The help page of the set_controls() function provides an overview of all possible specifications.

?set_controls
set_controls R Documentation

Set and check controls

Arguments

controls

A list of controls. Either none, all, or selected parameters can be specified. Unspecified parameters are set to default values (the values in brackets). If hierarchy = TRUE, parameters with a (*) must be a vector of length 2, where the first entry corresponds to the coarse-scale and the second entry to the fine-scale layer.

  • hierarchy (FALSE): A boolean, set to TRUE for an hierarchical HMM.

  • states (*) (2): The number of states of the underlying Markov chain.

  • sdds (*) (“t(df = Inf)”): Specifying the state-dependent distribution, one of “t”, or “gamma” (the gamma distribution), or “lnorm” (the log-normal distribution). You can fix the parameters (mean mu, standard deviation
    codesigma, degrees of freedom df) of these distributions, e.g. “t(df = Inf)” or “gamma(mu = 0, sigma = 1)”, respectively. To fix different values of one parameter for different states, separate by “|”, e.g. “t(mu = -1|1)”.

  • horizon (*) (100): A numeric, specifying the length of the time horizon. The first entry of horizon is ignored if data is specified.

  • period (“m”): Only relevant if hierarchy = TRUE and horizon[2] = NA_integer_. In this case, it specifies a flexible, periodic fine-scale time horizon and can be one of

    • “w” for a week,

    • “m” for a month,

    • “q” for a quarter,

    • “y” for a year.

  • data (NA): A list of controls specifying the data. If data = NA, data gets simulated. Otherwise:

    • file (*): A character, the path to a .csv-file with financial data, which must have a column named date_column (with dates) and data_column (with financial data).

    • date_column (*) (“Date”): A character, the name of the column in file with dates. Can be NA_character_ in which case consecutive integers are used as time points.

    • data_column (*) (“Close”): A character, the name of the column in file with financial data.

    • from (NA_character_): A character of the format “YYYY-MM-DD”, setting a lower data limit. No lower limit if from = NA_character_. Ignored if controls\(data\)date_column is NA.

    • to (NA_character_): A character of the format “YYYY-MM-DD”, setting an upper data limit. No upper limit if from = NA_character_. Ignored if controls\(data\)date_column is NA_character_.

    • logreturns (*) (FALSE): A boolean, if TRUE the data is transformed to log-returns.

    • merge (function(x) mean(x)): Only relevant if hierarchy = TRUE. In this case, a function, which merges a numeric vector of fine-scale data x into one coarse-scale observation. For example,

      • merge = function(x) mean(x) defines the mean of the fine-scale data as the coarse-scale observation,

      • merge = function(x) mean(abs(x)) for the mean of the absolute values,

      • merge = function(x) (abs(x)) for the sum of of the absolute values,

      • merge = function(x) (tail(x,1)-head(x,1))/head(x,1) for the relative change of the first to the last fine-scale observation.
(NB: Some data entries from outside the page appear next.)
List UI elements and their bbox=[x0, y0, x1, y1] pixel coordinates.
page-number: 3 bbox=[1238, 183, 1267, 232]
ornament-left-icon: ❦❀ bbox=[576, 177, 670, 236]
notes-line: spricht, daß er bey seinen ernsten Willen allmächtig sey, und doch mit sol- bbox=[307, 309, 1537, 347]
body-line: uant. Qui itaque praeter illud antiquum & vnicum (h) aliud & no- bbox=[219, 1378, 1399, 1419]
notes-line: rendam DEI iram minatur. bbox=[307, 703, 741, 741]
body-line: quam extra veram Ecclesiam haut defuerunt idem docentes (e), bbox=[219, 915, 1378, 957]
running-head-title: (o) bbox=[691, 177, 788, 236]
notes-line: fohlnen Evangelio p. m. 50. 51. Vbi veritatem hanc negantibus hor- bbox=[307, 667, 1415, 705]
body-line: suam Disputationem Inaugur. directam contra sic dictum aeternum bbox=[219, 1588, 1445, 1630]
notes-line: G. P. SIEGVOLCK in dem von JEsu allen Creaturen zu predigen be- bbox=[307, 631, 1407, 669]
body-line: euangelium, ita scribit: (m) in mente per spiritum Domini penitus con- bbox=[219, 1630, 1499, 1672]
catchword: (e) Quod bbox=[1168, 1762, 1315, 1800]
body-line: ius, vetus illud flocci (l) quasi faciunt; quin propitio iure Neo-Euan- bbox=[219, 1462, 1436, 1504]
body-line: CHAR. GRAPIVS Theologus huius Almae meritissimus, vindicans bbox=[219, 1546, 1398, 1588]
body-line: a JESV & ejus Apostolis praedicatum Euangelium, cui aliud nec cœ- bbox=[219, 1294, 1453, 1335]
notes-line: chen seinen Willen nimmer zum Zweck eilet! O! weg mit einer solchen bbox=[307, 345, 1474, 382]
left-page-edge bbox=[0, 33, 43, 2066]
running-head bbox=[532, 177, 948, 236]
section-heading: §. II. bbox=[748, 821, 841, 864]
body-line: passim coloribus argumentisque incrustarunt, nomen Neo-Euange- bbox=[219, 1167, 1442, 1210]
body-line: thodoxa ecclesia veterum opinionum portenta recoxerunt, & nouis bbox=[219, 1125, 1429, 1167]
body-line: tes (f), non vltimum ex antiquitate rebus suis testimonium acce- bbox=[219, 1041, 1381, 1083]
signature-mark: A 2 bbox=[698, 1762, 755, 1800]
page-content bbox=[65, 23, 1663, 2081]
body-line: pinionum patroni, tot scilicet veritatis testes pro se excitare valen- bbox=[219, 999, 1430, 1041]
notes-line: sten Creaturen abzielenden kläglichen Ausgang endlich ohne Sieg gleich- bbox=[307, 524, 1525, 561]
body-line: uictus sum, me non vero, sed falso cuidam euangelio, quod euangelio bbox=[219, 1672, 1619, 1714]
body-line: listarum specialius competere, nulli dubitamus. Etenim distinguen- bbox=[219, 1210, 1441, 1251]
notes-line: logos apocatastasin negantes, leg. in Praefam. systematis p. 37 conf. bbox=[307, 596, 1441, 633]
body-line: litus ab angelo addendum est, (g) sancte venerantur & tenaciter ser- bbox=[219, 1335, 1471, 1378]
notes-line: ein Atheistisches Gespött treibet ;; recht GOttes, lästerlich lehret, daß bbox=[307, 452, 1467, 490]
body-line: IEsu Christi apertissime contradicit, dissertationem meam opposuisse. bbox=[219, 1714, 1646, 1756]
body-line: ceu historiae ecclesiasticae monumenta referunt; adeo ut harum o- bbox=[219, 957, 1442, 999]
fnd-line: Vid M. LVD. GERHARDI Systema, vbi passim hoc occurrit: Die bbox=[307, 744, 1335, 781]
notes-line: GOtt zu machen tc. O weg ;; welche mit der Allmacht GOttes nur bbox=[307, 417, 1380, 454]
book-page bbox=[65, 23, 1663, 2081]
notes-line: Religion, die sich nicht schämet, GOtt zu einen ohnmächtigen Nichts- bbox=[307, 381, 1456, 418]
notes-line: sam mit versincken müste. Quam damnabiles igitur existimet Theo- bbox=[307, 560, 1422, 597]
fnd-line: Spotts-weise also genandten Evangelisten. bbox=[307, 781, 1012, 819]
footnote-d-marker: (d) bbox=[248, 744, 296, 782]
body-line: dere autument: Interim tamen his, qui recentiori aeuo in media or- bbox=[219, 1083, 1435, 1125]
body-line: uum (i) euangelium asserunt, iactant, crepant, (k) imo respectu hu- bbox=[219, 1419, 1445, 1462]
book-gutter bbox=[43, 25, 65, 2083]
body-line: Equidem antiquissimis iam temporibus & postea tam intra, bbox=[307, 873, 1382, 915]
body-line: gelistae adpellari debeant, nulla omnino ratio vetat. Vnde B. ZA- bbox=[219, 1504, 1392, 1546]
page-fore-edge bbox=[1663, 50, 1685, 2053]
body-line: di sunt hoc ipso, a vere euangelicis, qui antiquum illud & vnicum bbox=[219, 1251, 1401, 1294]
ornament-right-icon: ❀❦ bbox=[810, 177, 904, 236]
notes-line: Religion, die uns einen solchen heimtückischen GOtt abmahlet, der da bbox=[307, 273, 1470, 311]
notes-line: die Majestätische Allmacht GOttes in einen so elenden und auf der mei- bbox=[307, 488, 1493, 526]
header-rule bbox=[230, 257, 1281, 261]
  • fit: A list of controls specifying the model fitting:

    • runs (100): An integer, setting the number of optimization runs.

    • origin (FALSE): A boolean, if TRUE the optimization is initialized at the true parameter values. Only for simulated data. If origin = TRUE, this sets run = 1 and accept = 1:5.

    • accept (1:3): An integer (vector), specifying which optimization runs are accepted based on the output code of nlm.

    • gradtol (1e-6): A positive numeric value, passed on to nlm.

    • iterlim (200): A positive integer, passed on to nlm.

    • print.level (0): One of 0, 1, and 2, passed on to nlm.

    • steptol (1e-6): A positive numeric value, passed on to nlm.